In der Tat ist das Verkleben eines Kompositmaterials mit Biodentine™ recht einfach, wenn man sich über die chemischen Grundlagen im Klaren ist.

Die Zemente auf Kalziumsilikatbasis haben einen Aushärtungszyklus von etwa einem Monat. Nach einem Monat erreichen sie ihre endgültige Härte und können als 100 % mineralisches Material betrachtet werden, genau wie Zahnschmelz – nur mit einer anderen Härte und Verschleißfestigkeit. Unmittelbar nach dem Einsetzen in den Zahn befinden sie sich noch im Aushärtungsprozess, und es sollte darauf geachtet werden, dass nichts diesen Prozess stört oder hemmt; sie sollten daher als Dentin betrachtet werden und weniger säurehaltige Behandlungen erhalten.

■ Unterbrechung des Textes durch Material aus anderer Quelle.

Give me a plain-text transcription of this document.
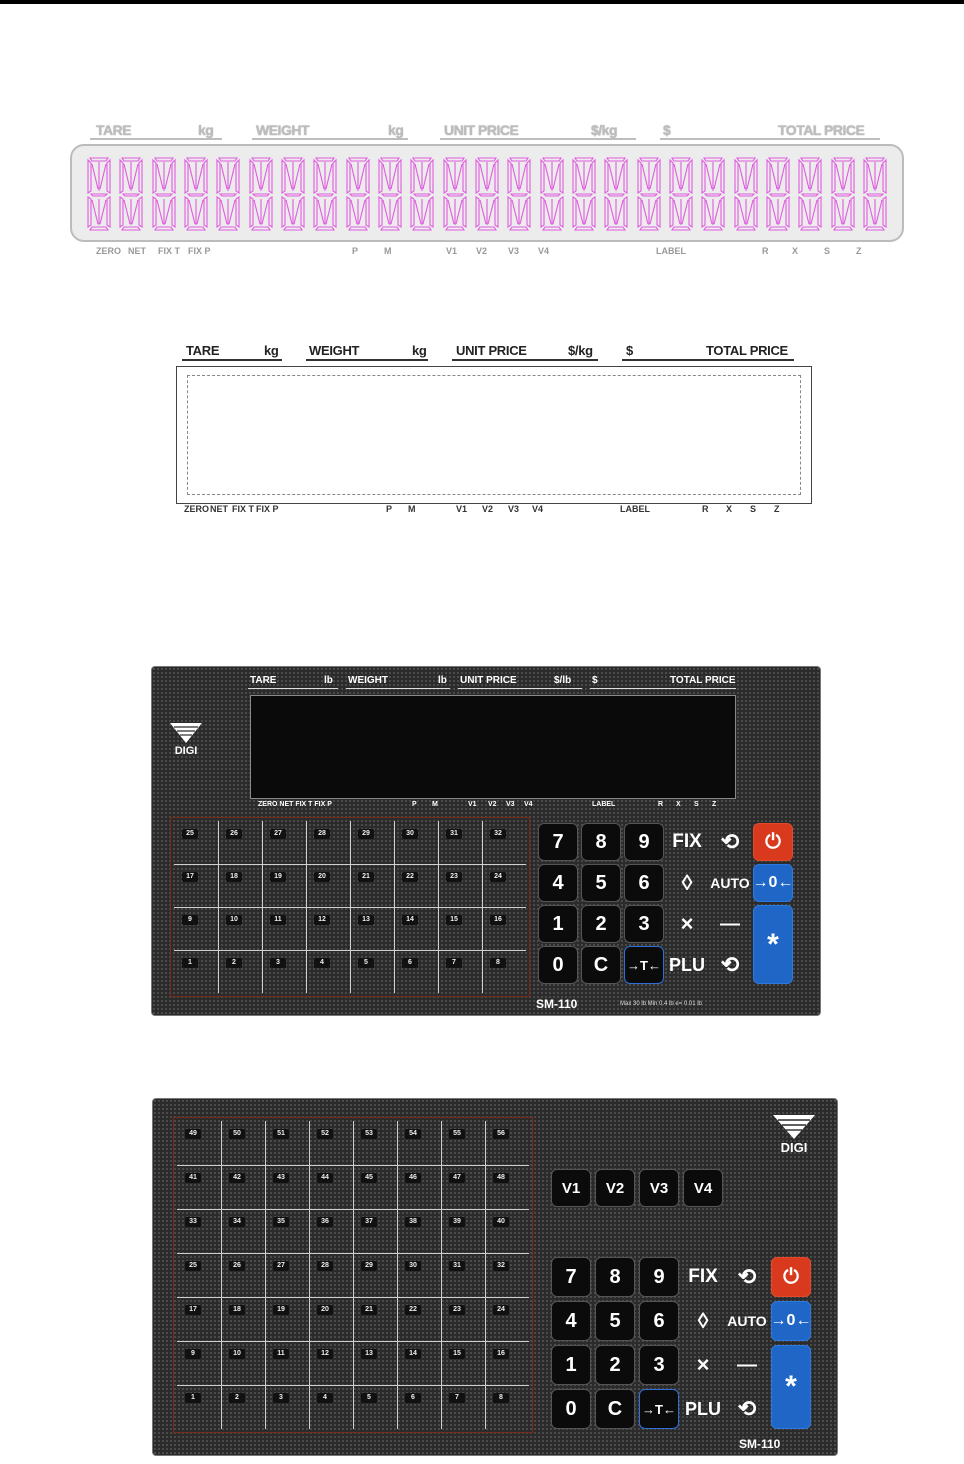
TARE	kg	WEIGHT	kg	UNIT PRICE	$/kg	$	TOTAL PRICE
ZERO NET FIX T FIX P	P	M	V1 V2 V3 V4	LABEL	R	X	S	Z
TARE	kg WEIGHT	kg UNIT PRICE	$/kg	$	TOTAL PRICE
ZERO NET FIX T FIX P	P M	V1 V2 V3 V4	LABEL	R X S Z
DIGI
TARE	lb WEIGHT	lb UNIT PRICE	$/lb $	TOTAL PRICE
ZERO NET FIX T FIX P	P M	V1 V2 V3 V4	LABEL	R X S Z
25	26	27	28	29	30	31	32
17	18	19	20	21	22	23	24
9	10	11	12	13	14	15	16
1	2	3	4	5	6	7	8
7	8	9	FIX ⟲	⏻
4	5	6	◊	AUTO →0←
1	2	3	×	—
*
0	C	→T← PLU ⟲
SM-110	Max 30 lb Min 0.4 lb e= 0.01 lb
DIGI
49	50	51	52	53	54	55	56
41	42	43	44	45	46	47	48
33	34	35	36	37	38	39	40
25	26	27	28	29	30	31	32
17	18	19	20	21	22	23	24
9	10	11	12	13	14	15	16
1	2	3	4	5	6	7	8
V1	V2	V3	V4
7	8	9	FIX ⟲	⏻
4	5	6	◊	AUTO →0←
1	2	3	×	—
*
0	C	→T← PLU ⟲
SM-110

Wenn Biodentine™ als Ersatz für beschädigtes Dentin in einer restaurativen Kavität verwendet wird, bietet es die Möglichkeit, die endgültige Kompositrestauration in der gleichen Sitzung oder in einer späteren Sitzung zu erhalten – wenn z. B. die Pulpa einige Wochen lang überwacht werden muss.

Wenn das endgültige Komposit in derselben Sitzung gelegt wird, ist ein selbstätzendes Adhäsiv vorzuziehen, da es weniger säurehaltig ist als ein Total-Etch-Adhäsiv und daher die korrekte Aushärtung von Biodentine™ nicht beeinträchtigt. Studien haben gezeigt, dass in diesem Fall die Haftkraft ähnlich hoch ist wie bei einem Glasionomerzement.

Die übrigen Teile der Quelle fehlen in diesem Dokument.